I was into astronomy since I was a kid. But it was a book that really fired me up. I still remember the moment as though it happened yesterday – three years ago, when I entered a bookstore and randomly drew up the book Cosmos by Carl Sagan. Things have never been the same ever since. It was not long after that I bought a good telescope, and saw wonders in the night sky that I could scarcely have imagined before that. I told him about that.
“Can I borrow Cosmos for a while?”
If this incident had been a scene in a movie, this would have been a good time for a flashback. About the time I bought the book, I was a total loner – perhaps understandably so. I rarely felt understood by my parents or friends, who disregarded my interests. I resolved that I would keep the stuff close to my heart to myself. I would never talk about space or science to anyone, never lend Cosmos to the interested. Can I borrow Cosmos for a while?
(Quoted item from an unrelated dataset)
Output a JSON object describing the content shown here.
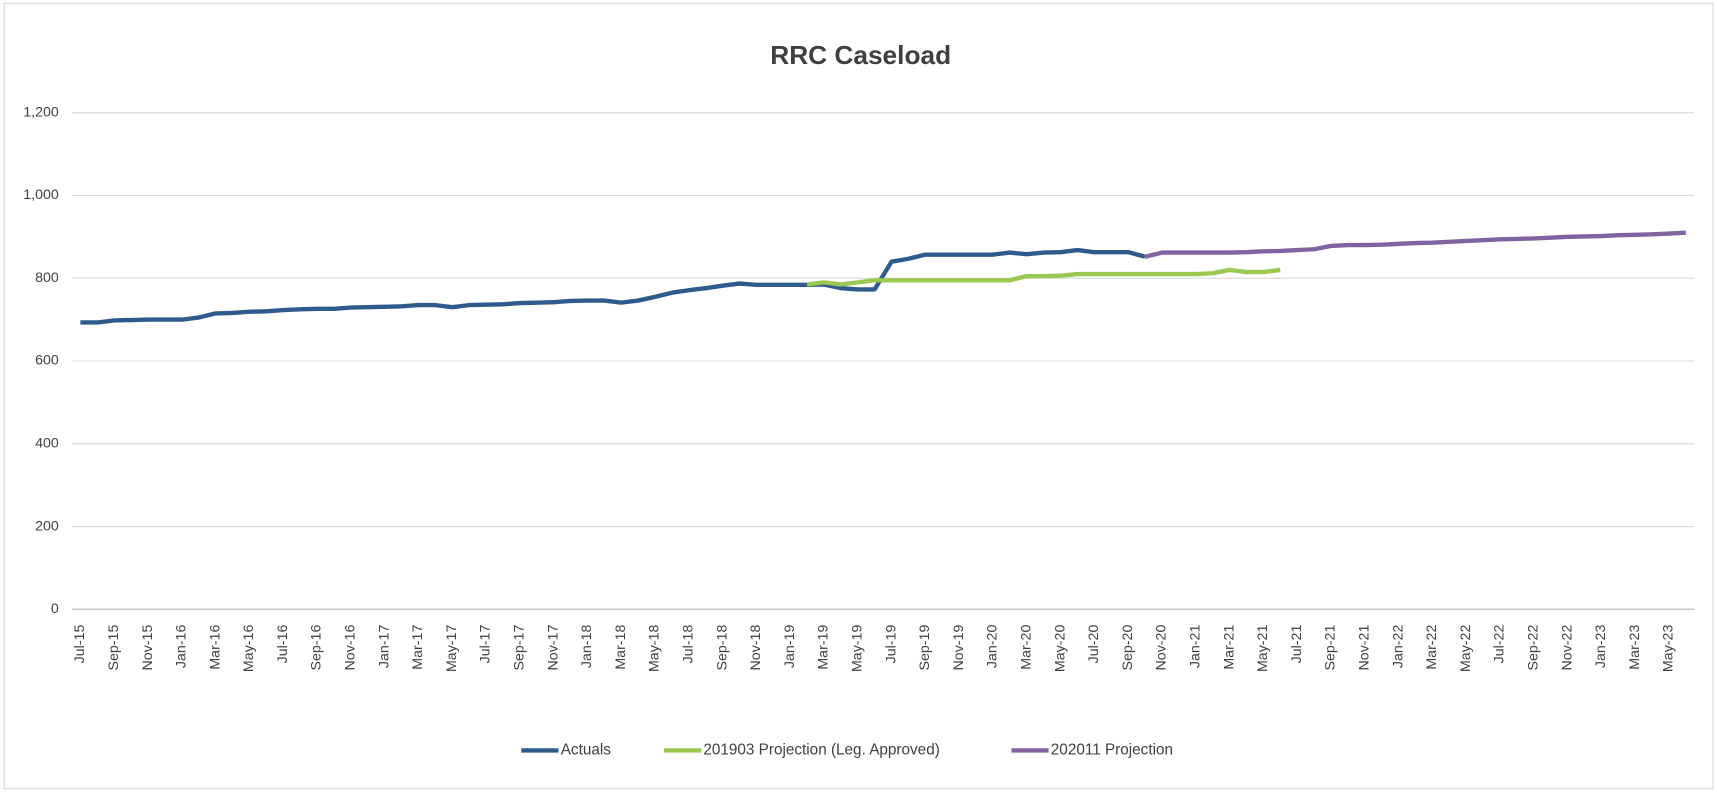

The innocent question lingered in my mind…
“Yes, of course you can,” I said without hesitation. “Passing the torch” is an expression frequently used that could come in many forms. In this case, though, it was “passing the book.”
Suddenly, everything seemed to have come together – space, sports, Harry Potter – it all seemed as though the vast variety of human thought, expression and deeds was there perfectly in front of us, suddenly so easy to touch, feel and to know. The night sky seemed to have descended, the light-years contracted – until it was available for two young human beings to explore and to be immersed in. Not even the greatest mysteries of the Cosmos could defeat us – for eventually, long after we have turned to dust, our curiosity shall be victorious.
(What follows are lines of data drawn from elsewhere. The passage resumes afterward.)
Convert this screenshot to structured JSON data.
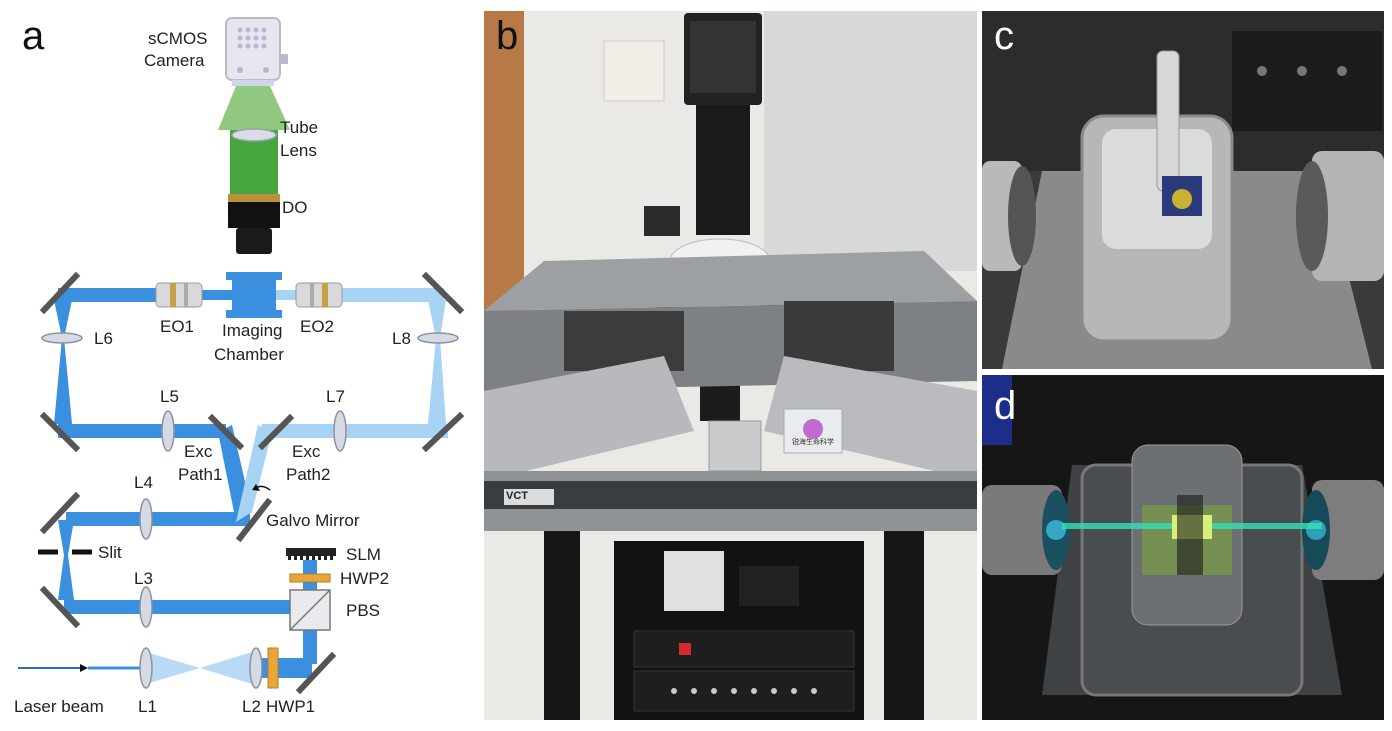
{
  "panels": {
    "a": "a",
    "b": "b",
    "c": "c",
    "d": "d"
  },
  "diagram": {
    "camera_line1": "sCMOS",
    "camera_line2": "Camera",
    "tube_line1": "Tube",
    "tube_line2": "Lens",
    "do": "DO",
    "eo1": "EO1",
    "eo2": "EO2",
    "chamber_line1": "Imaging",
    "chamber_line2": "Chamber",
    "l1": "L1",
    "l2": "L2",
    "l3": "L3",
    "l4": "L4",
    "l5": "L5",
    "l6": "L6",
    "l7": "L7",
    "l8": "L8",
    "exc1_line1": "Exc",
    "exc1_line2": "Path1",
    "exc2_line1": "Exc",
    "exc2_line2": "Path2",
    "galvo": "Galvo Mirror",
    "slit": "Slit",
    "slm": "SLM",
    "hwp2": "HWP2",
    "hwp1": "HWP1",
    "pbs": "PBS",
    "laser": "Laser beam"
  },
  "photo_b": {
    "brand_tag": "VCT",
    "logo_text": "锐海生命科学"
  }
}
A few weeks after I met Sudhir, I had almost forgotten him as I had to face my life’s most toughest moments, the darkest hours in my 17 year old life. I sat upon the rooftop parapet of my house and watched the sun set, alone. The sky changed colours gracefully, elegantly. Minutes became hours and night descended upon the deadly calm. Towards the gloomy Eastern horizon, a cloud shifted and dissipated. Two bright stars appeared. Arcturus and Spica. Despite the tragedy and chaos that surrounded me then, my tears faded into meaningless obscurity and insignificance, as I looked upon the stars and remembered people like Sudhir. People who are strong, not afraid to be curious, who are bound to discover – the few of those who dream of the stars.